- Urupema, a 1.425 metros de altitude, é conhecida como Capital Nacional do Frio, com temperatura média anual de 14°C e cerca de cinquenta geadas por ano, além de episódios de neve.
- Em 2026, antes do inverno, houve mínima de -5°C e até ocorrência pontual de neve; a cidade registra condições de frio intenso há todo o ano.
- A região abriga atrações como o Morro das Antenas e uma cascata que congela no frio, atraindo turistas durante o inverno; há ainda estalactites de gelo visíveis ao longo da estrada de acesso.
- Moradores adotam medidas de convivência com o frio, incluindo fogão a lenha, roupas térmicas e ações envolvendo animais, como as ovelhas Pacha e Mama, que ganham cachecol e touca.
- O El Niño de 2026 pode reduzir a intensidade e duração dos episódios de frio na serra catarinense, com efeitos esperados a partir de julho e ao longo do inverno, enquanto a prefeitura planeja coleta de dados oficiais sobre o impacto do turismo de inverno.
Urupema, na Serra Catarinense, é reconhecida como Capital Nacional do Frio por sua altitude de 1.425 metros, temperatura média de 14°C e geadas frequentes, chegando a quase 50 por ano. Em 2026, antes do inverno, já houve mínima de -5°C e ocorrência pontual de neve.
A cidade abriga 2,7 mil moradores e atrai turistas durante os meses frios. O título, conferido pelo Congresso em 2021, justifica-se pela condição climática típica: geadas, neve ocasional e cenas como cascata congelada, entre maio e agosto.
Urupema é a mais alta de Santa Catarina e faz fronteira com Urubici, São Joaquim e Bom Jardim da Serra, em região reconhecida pela Epagri/Ciram como uma das mais frias do país. O Morro das Antenas concentra ventos fortes e temperaturas baixas.
Em 2025, o município registrou -8,16°C com sensação térmica de -31°C. Em 2026, antes do inverno, houve -5°C e neve pontual, segundo a Epagri/Ciram. O frio constante molda a rotina, o comércio e a presença de visitantes.
A prefeitura destaca que o Morro das Antenas fica a oito quilômetros do Centro e abriga registros de temperaturas muito baixas e, às vezes, nevadas. No trajeto até o topo, é comum ver estalactites de gelo de até 50 centímetros.

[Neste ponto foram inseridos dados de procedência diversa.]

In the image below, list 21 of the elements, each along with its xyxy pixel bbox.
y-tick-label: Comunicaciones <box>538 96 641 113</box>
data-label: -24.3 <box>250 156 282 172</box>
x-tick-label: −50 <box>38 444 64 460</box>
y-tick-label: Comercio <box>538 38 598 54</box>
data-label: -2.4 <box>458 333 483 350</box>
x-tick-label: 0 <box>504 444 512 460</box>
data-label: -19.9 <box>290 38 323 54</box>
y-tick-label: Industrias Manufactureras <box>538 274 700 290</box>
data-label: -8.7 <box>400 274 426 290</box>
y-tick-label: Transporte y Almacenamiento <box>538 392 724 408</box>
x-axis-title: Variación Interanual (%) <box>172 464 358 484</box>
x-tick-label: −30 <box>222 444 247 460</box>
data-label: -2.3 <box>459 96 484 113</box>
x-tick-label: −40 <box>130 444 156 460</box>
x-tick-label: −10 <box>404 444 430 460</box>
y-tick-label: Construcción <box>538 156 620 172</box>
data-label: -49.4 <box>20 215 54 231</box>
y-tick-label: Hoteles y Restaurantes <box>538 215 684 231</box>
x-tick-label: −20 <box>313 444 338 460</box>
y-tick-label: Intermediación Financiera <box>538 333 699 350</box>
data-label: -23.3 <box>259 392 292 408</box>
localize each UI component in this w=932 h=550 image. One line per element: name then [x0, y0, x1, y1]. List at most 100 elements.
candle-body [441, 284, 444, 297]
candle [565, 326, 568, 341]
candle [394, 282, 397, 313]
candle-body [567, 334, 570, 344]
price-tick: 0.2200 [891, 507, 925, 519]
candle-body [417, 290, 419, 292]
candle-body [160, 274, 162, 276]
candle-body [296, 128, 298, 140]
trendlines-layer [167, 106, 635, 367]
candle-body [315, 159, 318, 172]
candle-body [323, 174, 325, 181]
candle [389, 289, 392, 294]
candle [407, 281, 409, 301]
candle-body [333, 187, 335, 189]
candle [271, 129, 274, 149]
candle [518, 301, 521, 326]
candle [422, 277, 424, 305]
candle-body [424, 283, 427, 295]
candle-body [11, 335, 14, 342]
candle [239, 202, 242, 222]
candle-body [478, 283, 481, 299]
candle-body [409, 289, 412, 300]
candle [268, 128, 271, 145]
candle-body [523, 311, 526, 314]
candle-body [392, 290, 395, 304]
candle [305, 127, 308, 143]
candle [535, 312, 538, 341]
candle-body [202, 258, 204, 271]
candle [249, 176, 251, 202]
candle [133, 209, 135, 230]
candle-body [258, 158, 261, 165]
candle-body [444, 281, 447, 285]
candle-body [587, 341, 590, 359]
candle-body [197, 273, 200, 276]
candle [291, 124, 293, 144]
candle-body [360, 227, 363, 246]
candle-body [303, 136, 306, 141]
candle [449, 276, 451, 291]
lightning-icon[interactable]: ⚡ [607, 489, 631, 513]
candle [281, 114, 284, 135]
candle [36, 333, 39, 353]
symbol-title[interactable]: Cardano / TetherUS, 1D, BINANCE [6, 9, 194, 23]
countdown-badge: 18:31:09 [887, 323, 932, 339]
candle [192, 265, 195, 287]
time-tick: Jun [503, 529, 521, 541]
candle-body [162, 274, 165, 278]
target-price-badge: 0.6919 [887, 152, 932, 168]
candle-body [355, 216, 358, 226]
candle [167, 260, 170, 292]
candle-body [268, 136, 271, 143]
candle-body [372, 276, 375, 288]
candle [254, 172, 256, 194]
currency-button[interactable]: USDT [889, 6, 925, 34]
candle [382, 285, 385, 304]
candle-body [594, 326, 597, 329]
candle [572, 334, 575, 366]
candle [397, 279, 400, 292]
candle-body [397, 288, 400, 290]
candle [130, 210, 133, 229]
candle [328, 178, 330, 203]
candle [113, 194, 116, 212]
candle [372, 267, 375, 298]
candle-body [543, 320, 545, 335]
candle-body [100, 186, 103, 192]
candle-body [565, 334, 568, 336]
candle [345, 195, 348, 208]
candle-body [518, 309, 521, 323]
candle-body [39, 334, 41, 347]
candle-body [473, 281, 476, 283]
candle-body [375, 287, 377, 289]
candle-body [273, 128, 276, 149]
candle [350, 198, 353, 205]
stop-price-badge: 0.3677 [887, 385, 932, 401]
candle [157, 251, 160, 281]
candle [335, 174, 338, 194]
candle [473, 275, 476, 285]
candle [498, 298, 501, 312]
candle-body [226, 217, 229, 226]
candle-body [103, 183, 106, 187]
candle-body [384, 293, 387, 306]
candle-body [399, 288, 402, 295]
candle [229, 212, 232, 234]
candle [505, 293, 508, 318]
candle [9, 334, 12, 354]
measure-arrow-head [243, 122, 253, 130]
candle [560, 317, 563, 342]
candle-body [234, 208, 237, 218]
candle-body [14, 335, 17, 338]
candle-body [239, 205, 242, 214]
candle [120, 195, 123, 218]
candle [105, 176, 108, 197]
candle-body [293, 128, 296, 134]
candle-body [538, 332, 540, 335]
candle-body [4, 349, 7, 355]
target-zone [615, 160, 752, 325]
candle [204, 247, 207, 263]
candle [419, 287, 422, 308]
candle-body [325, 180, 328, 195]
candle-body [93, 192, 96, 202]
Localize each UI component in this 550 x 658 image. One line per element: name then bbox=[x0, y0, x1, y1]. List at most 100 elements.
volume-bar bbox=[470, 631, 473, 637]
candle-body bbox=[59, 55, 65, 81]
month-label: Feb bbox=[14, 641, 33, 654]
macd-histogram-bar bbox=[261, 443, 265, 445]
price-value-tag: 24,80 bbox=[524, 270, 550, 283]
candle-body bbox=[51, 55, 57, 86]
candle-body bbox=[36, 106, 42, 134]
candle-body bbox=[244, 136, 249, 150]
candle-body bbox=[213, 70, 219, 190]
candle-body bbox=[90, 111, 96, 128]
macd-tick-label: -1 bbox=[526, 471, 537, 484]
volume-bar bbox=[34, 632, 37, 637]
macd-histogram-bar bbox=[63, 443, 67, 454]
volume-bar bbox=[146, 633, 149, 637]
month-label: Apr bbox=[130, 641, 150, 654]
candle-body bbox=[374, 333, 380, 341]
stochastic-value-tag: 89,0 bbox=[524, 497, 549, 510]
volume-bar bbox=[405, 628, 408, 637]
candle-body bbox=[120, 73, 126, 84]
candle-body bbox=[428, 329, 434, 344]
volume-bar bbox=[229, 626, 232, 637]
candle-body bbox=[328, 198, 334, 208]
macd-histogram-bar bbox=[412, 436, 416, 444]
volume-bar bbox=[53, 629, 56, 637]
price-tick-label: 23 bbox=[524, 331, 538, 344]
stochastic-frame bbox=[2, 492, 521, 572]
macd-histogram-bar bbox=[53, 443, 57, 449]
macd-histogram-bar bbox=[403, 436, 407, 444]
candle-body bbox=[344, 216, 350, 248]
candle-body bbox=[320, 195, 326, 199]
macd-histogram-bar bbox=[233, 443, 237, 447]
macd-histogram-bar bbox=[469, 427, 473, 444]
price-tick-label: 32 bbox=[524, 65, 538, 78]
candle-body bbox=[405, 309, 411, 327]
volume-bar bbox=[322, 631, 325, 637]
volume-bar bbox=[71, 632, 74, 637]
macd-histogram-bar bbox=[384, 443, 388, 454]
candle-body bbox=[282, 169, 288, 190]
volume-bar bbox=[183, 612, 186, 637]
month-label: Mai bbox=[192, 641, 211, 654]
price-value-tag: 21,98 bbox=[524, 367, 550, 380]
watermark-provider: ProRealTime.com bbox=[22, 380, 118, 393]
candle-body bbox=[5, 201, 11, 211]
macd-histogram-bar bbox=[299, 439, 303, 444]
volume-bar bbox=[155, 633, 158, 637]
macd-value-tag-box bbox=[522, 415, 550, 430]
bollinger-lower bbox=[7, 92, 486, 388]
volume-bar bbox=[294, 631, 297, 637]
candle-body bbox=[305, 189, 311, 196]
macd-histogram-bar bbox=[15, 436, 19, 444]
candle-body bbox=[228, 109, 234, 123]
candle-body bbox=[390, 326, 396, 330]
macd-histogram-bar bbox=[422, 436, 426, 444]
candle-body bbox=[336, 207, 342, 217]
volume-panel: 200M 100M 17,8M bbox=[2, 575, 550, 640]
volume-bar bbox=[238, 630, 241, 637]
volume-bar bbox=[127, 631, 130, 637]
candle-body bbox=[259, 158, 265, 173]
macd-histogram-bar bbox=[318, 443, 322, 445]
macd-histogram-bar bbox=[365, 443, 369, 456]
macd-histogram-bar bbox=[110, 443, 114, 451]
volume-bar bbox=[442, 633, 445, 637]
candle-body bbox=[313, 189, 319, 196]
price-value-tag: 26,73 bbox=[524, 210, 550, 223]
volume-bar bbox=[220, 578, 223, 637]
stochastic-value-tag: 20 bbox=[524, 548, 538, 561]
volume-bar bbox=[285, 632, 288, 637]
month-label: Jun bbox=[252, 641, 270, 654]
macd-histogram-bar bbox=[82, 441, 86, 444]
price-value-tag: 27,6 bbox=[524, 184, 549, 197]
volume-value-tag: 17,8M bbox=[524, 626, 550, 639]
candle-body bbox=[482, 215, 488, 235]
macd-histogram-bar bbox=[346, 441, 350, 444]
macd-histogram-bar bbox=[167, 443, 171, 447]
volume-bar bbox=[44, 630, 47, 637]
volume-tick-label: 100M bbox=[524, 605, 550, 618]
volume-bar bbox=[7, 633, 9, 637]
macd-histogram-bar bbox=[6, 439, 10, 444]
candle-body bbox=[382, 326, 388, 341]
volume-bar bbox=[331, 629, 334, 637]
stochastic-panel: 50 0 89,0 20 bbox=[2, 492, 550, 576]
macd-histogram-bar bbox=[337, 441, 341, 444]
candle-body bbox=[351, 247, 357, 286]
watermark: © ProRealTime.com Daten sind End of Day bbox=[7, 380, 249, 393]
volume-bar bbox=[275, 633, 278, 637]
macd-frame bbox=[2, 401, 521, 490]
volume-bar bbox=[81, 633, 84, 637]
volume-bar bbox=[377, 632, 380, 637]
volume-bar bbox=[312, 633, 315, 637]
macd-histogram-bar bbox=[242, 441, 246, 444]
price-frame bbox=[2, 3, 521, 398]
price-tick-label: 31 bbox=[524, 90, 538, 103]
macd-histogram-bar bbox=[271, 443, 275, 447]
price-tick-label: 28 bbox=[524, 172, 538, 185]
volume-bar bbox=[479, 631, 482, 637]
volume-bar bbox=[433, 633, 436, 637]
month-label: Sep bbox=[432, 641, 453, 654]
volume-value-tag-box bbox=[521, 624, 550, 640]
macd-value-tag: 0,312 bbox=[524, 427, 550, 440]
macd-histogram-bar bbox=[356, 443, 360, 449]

Outra atração do inverno é a cascata que congela, um fenômeno observado no local. A última queda de temperatura que gerou casca de gelo ocorreu em 2024, com histórico de ocorrências anteriores, como em 2019.
O fenômeno El Niño pode alterar o cenário de 2026. A previsão indica que o evento, se ocorrer, tende a trazer mais umidade e menos frio intenso, com efeitos esperados entre julho e agosto.
O impacto turístico é parte central da economia local, baseada na produção de maçã, batata, moranga, pecuária, orgânicos e truticultura. A prefeitura pretende iniciar a coleta de dados oficiais sobre o turismo de inverno a partir de 2026.
A administração municipal aponta que não há pessoas em situação de rua, mas mantém ações de assistência social, saúde e defesa civil para enfrentar o frio extremo. O turismo sustenta hotelaria, gastronomia, comércio e vinhos de altitude.
Moradores relatam hábitos típicos do período frio. Ivanir Espíndola, que vive com o marido Edson, transferiu-se de Florianópolis há mais de uma década para morar em Urupema, valorizando o frio e a qualidade de vida.
A moradora descreve a casa com mantas de lã, fogão a lenha e refeições adaptadas ao clima. O casal também dirige a atenção para as ovelhas Pacha e Mama, que ganharam cachecóis e toucas para enfrentar as baixas temperaturas.